Today we had another day out looking at sea boats. Little yachty motor-sailory sorts of things for bobbing up and down on the lumpy stuff. First stop Brighton Marina to check out a Colvic Watson 26 on brokerage there. Yep, it's nice; it looks like a boat... the trouble is, whatever boat I look at I can see the merits of, insofar as I can see any merits in the sort of boat where you can't get off and walk.

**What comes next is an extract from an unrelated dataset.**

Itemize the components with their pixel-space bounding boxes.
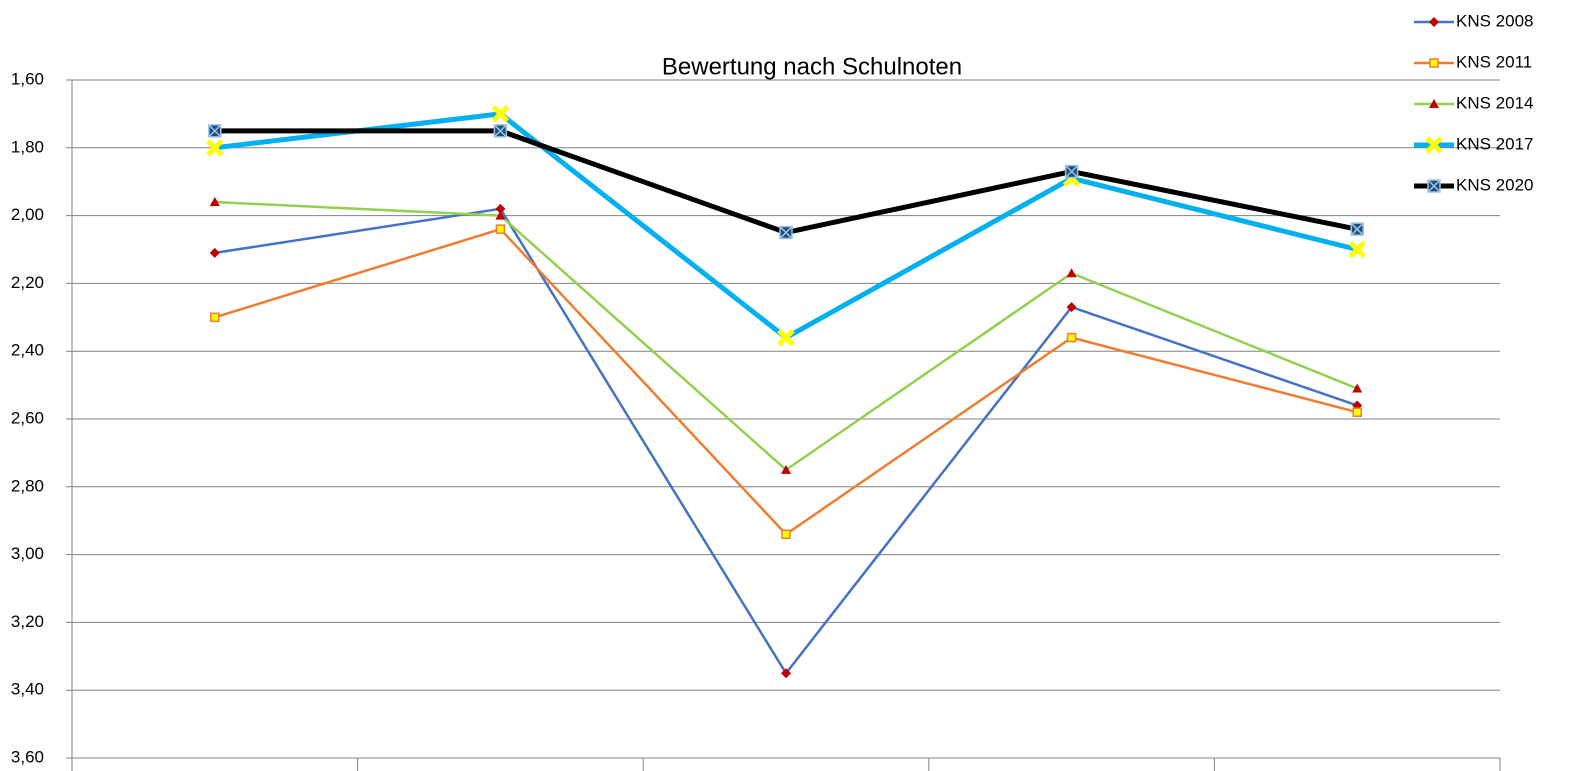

To get to the brokerage, we had to transit the surreally named 'Brighton Marina Village'. I've seen some bleak expanses in my time but I really think this took the biscuit. So inhuman, so ersatz, so bloody uncaring about anything - aesthetics, friendliness, nature - except hoovering in the maximum number of tasteless inhuman consumer-clones and their money. So this is what Black Rock and the sea swimming pool disappeared under all those years ago. Asda-town, plastic onion domes on stuccoed quasi-pubs, dying palm trees, wind tunnel boulevards. I have seen the eighties, and it is still horrible.

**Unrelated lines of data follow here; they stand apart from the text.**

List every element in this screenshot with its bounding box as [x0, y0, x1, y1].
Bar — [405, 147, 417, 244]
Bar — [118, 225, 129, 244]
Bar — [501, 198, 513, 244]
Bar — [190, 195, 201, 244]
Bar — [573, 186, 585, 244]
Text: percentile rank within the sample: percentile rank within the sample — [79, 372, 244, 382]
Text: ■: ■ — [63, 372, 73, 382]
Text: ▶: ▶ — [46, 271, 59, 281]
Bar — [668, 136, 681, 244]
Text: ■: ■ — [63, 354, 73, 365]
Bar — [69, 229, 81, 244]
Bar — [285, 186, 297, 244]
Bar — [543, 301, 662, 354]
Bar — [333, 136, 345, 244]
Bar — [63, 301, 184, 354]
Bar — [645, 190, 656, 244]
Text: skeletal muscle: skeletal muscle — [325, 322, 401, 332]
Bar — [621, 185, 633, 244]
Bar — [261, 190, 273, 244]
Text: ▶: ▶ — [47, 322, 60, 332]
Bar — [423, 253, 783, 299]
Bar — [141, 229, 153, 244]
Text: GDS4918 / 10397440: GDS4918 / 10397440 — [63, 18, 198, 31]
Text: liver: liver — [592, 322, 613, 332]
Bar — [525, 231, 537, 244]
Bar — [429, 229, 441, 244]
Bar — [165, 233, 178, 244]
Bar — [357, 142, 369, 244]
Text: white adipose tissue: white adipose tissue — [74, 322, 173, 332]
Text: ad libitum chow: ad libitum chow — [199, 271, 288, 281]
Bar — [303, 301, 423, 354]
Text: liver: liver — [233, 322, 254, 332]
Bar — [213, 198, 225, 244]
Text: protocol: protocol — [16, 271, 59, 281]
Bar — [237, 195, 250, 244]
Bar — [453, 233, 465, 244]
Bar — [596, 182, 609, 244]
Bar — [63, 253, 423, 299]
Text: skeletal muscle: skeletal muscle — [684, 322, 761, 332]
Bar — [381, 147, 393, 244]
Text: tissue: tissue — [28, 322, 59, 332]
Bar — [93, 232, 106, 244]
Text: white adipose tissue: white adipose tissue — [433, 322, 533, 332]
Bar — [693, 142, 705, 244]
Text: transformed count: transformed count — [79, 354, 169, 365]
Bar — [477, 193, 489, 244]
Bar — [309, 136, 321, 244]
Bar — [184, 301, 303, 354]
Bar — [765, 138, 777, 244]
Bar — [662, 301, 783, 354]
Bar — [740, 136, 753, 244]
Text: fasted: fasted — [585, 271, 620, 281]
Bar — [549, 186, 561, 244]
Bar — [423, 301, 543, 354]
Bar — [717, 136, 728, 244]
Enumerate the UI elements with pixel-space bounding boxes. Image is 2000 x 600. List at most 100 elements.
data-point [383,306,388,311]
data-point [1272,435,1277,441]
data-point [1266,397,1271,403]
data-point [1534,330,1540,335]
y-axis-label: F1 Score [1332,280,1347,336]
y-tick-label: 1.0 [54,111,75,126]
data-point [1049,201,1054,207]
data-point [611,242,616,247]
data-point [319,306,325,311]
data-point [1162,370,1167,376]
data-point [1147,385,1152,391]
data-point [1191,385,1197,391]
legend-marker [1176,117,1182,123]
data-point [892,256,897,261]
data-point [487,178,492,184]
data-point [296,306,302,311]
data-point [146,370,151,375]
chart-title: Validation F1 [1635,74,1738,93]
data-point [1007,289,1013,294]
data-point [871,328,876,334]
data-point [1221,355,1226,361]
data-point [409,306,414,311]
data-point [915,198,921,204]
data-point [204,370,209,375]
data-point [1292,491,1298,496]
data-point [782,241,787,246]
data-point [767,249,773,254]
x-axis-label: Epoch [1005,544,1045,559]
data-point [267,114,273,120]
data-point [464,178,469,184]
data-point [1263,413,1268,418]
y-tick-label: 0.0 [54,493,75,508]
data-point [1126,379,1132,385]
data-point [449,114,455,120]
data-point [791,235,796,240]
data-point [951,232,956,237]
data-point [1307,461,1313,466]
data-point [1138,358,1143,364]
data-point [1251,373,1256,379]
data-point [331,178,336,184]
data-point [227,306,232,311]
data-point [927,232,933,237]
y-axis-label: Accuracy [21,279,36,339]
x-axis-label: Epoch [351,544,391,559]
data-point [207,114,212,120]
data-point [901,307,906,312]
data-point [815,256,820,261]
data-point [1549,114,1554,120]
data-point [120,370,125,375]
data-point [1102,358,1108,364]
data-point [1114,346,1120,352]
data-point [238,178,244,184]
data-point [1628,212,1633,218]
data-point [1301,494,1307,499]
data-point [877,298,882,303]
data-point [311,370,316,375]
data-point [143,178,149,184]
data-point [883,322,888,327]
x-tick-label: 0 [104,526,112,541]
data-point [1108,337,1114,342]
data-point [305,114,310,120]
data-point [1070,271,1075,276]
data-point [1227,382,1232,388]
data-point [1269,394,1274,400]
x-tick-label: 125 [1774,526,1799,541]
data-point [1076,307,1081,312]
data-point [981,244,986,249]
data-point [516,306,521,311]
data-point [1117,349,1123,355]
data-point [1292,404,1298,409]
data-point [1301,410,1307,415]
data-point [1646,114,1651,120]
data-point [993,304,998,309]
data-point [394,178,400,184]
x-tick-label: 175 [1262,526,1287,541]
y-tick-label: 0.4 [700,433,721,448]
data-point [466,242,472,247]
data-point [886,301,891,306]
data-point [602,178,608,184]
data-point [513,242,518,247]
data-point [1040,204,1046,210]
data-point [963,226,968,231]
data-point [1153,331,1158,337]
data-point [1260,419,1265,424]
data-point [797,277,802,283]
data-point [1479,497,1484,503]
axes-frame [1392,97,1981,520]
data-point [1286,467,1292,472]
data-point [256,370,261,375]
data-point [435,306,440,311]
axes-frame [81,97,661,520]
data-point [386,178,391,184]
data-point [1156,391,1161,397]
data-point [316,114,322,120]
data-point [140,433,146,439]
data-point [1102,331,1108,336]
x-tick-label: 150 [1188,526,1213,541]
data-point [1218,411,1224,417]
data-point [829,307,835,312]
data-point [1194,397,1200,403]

But we still had a lovely afternoon, bacause after that, we went on to the outskirts of Southampton to see a man about a dog. The Hon Sec of the Sea Dog Owners' Club, in fact, who had very kindly offered us the opportuinity to have a look at his 30' Sea Dog, a boat type which Jim was very taken with on paper. We met John and Audrey at their house, along with another man who had just bought a Sea Dog and had come to inspect John's gimbles, and were all driven to the marina where the boat (Two Tails - I think it's a law that all Sea Dogs have to have amusing canine-related names) resides. On board Audrey plied us with tea and lovely rock cakes while John showed us all the features and wrinkles of the boat, and his many ingenious modifications. They were lovely people, and we had a splendid time, and we have extended an invitation for a reciprocal visit to Chertsey, which I hope will be taken up. The Sea Dog was a very nice boat too.
And I have decided that I want one of these, if anyone knows where to buy one.